Assim, o signatário requer a V.ª Ex.ª se digne mandar notificar a Autoridade Tributária, por forma a averiguar se foi instaurada ação executiva referente ao processo n.º ...29, para que, em caso afirmativo, se possa proceder ao seu levantamento.”.
Foi determinada a notificação nos termos e para os efeitos requeridos.
Tendo o serviço de Finanças respondido que não se trata de processo instaurado pela Autoridade Tributária, na sequência de pedido do AI, foi pedida informação à Segurança Social.
Esta entidade informou correr processo contra o insolvente, por reversão.
Esta informação foi notificada ao AI e ao insolvente a 31/1/2024 pela secção de processos.
O insolvente informou que os documentos juntos pela Segurança Social respeitam a eventuais dívidas perante a mesma –requerimento de 2/2 do qual não deu conhecimento ao AI; insistiu pelo desbloqueio da conta por requerimento de 5/2/2024 não notificado ao AI.
Quanto ao requerimento de 2/2 foi dito: “Ref. ...34: Dê conhecimento ao Fiduciário.”
Quanto àquele pedido de 5/2 foi proferido o seguinte despacho em 16/2/2024: “Ref. ...30: Deferido (em face do despacho de 21/12/2023).”.
Em 27/3/2024 o AI/fiduciário veio dizer: “Em 21-09-2023, veio o insolvente requerer: “o desbloqueio da penhora, do valor em crédito da minha conta Bancária do Banco 1... da ..., com o número ...20.”
Conforme decorre dos autos, foram realizadas várias diligências para se apurar a que dizia respeito a penhora.

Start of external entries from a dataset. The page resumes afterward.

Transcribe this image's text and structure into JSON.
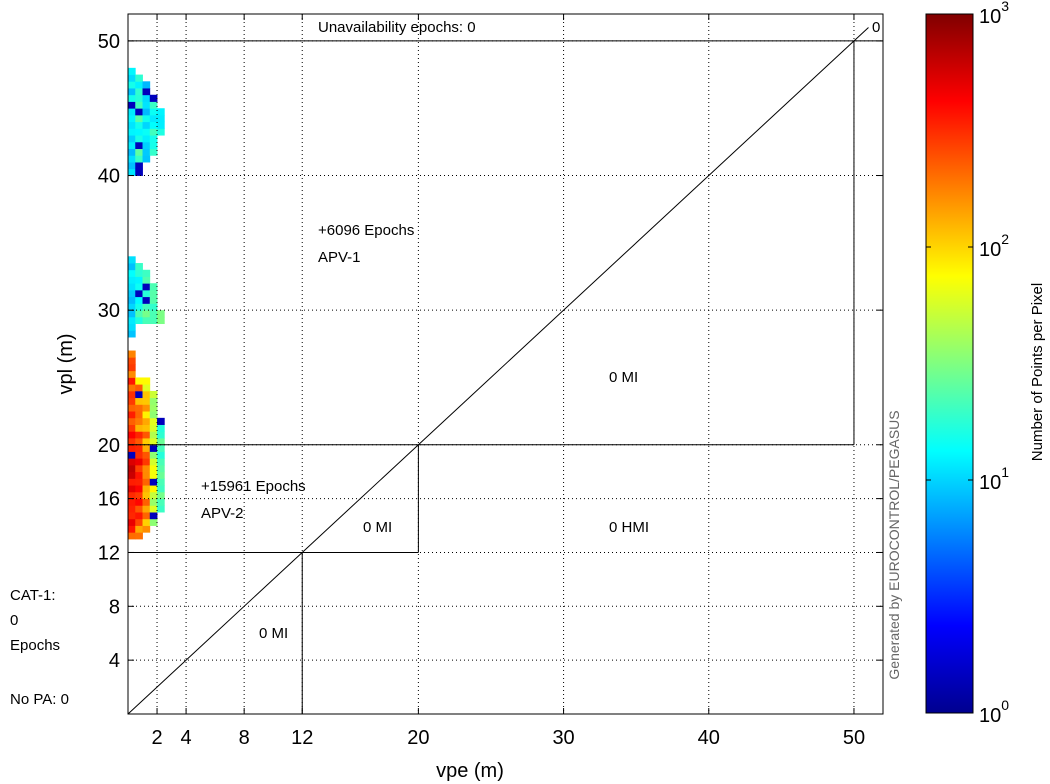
{
  "chart_data": {
    "type": "heatmap",
    "title": "",
    "xlabel": "vpe (m)",
    "ylabel": "vpl (m)",
    "xlim": [
      0,
      52
    ],
    "ylim": [
      0,
      52
    ],
    "xticks": [
      2,
      4,
      8,
      12,
      20,
      30,
      40,
      50
    ],
    "yticks": [
      4,
      8,
      12,
      16,
      20,
      30,
      40,
      50
    ],
    "grid": true,
    "unavailability": "Unavailability epochs: 0",
    "corner_count": "0",
    "region_labels": [
      {
        "text": "+6096 Epochs",
        "region": "APV-1 region"
      },
      {
        "text": "APV-1",
        "region": "APV-1 region"
      },
      {
        "text": "+15961 Epochs",
        "region": "APV-2 region"
      },
      {
        "text": "APV-2",
        "region": "APV-2 region"
      },
      {
        "text": "0 MI",
        "region": "APV-1 misleading"
      },
      {
        "text": "0 MI",
        "region": "APV-2 misleading"
      },
      {
        "text": "0 HMI",
        "region": "hazardous"
      },
      {
        "text": "0 MI",
        "region": "CAT-1 misleading"
      }
    ],
    "side_text": [
      "CAT-1:",
      "0",
      "Epochs",
      "No PA: 0"
    ],
    "credit": "Generated by EUROCONTROL/PEGASUS",
    "colorbar": {
      "label": "Number of Points per Pixel",
      "scale": "log",
      "ticks": [
        "10",
        "10",
        "10",
        "10"
      ],
      "exponents": [
        "0",
        "1",
        "2",
        "3"
      ],
      "colormap": [
        "#00008f",
        "#0000ff",
        "#0080ff",
        "#00ffff",
        "#80ff80",
        "#ffff00",
        "#ff8000",
        "#ff0000",
        "#800000"
      ]
    },
    "density_columns": [
      {
        "x": [
          0,
          0.5
        ],
        "segments": [
          {
            "y": [
              40,
              48
            ],
            "level": "cyan-blue"
          },
          {
            "y": [
              28,
              34
            ],
            "level": "cyan-blue"
          },
          {
            "y": [
              13,
              27
            ],
            "level": "red-orange"
          }
        ]
      },
      {
        "x": [
          0.5,
          1.0
        ],
        "segments": [
          {
            "y": [
              40,
              47.5
            ],
            "level": "cyan-green"
          },
          {
            "y": [
              29,
              33.5
            ],
            "level": "cyan-green"
          },
          {
            "y": [
              13,
              25
            ],
            "level": "red-yellow"
          }
        ]
      },
      {
        "x": [
          1.0,
          1.5
        ],
        "segments": [
          {
            "y": [
              41,
              47
            ],
            "level": "cyan-blue"
          },
          {
            "y": [
              29,
              33
            ],
            "level": "green-cyan"
          },
          {
            "y": [
              13.5,
              25
            ],
            "level": "orange-yellow"
          }
        ]
      },
      {
        "x": [
          1.5,
          2.0
        ],
        "segments": [
          {
            "y": [
              41.5,
              46
            ],
            "level": "cyan"
          },
          {
            "y": [
              29,
              32
            ],
            "level": "green-cyan"
          },
          {
            "y": [
              14,
              24
            ],
            "level": "yellow-green"
          }
        ]
      },
      {
        "x": [
          2.0,
          2.5
        ],
        "segments": [
          {
            "y": [
              43,
              45
            ],
            "level": "cyan"
          },
          {
            "y": [
              29,
              30
            ],
            "level": "green"
          },
          {
            "y": [
              15,
              22
            ],
            "level": "green-cyan"
          }
        ]
      }
    ]
  }
}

Acontece que, após a disponibilização do extrato bancário (doc. 1), veio o insolvente informar que penhora foi realizada antes da declaração da insolvência (doc. 2).

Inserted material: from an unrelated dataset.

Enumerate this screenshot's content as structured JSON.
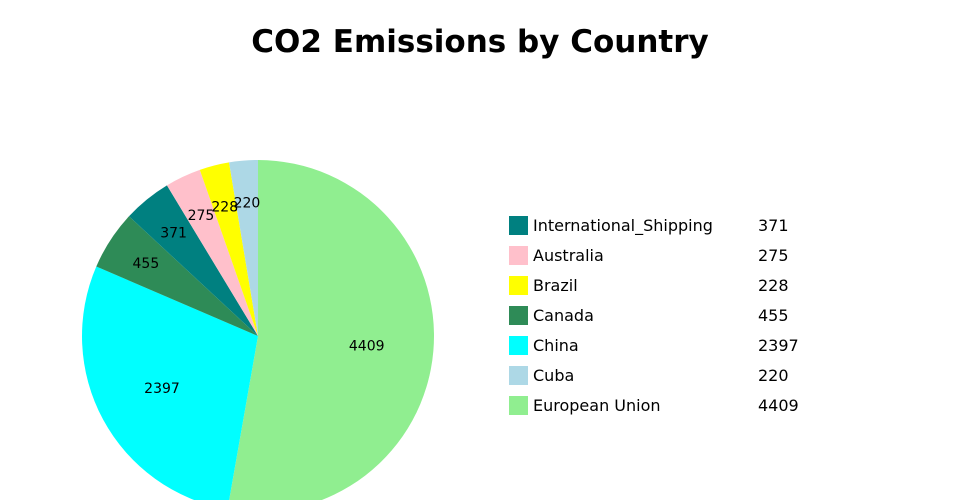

Verifica-se que, a conta bancária titulada pelo insolvente encontra-se penhorada no valor de 5.896,01 euros.
O signatário somente agora teve conhecimento deste saldo bancário cativo a favor de um processo de execução, pelo que não teve até então oportunidade de proceder à sua apreensão.
Apesar do processo de insolvência se encontrar encerrado, o signatário entende que o saldo bancário penhorado deverá ser apreendido, nos termos do Artigo 241.º-A do CIRE, tanto mais que o insolvente não deu conhecimento da sua existência antes.
Face ao exposto, o signatário requer a V/ Exa. autorização para apreender o saldo bancário no valor de 5.896,01 euros, e proceder à sua liquidação nos termos do Artigo 241.º-A do CIRE.”
Em 8/4/2024 foi proferido o seguinte despacho: “Ref. ...35: Deferido (art. 241º-A, nº1 do CIRE).”.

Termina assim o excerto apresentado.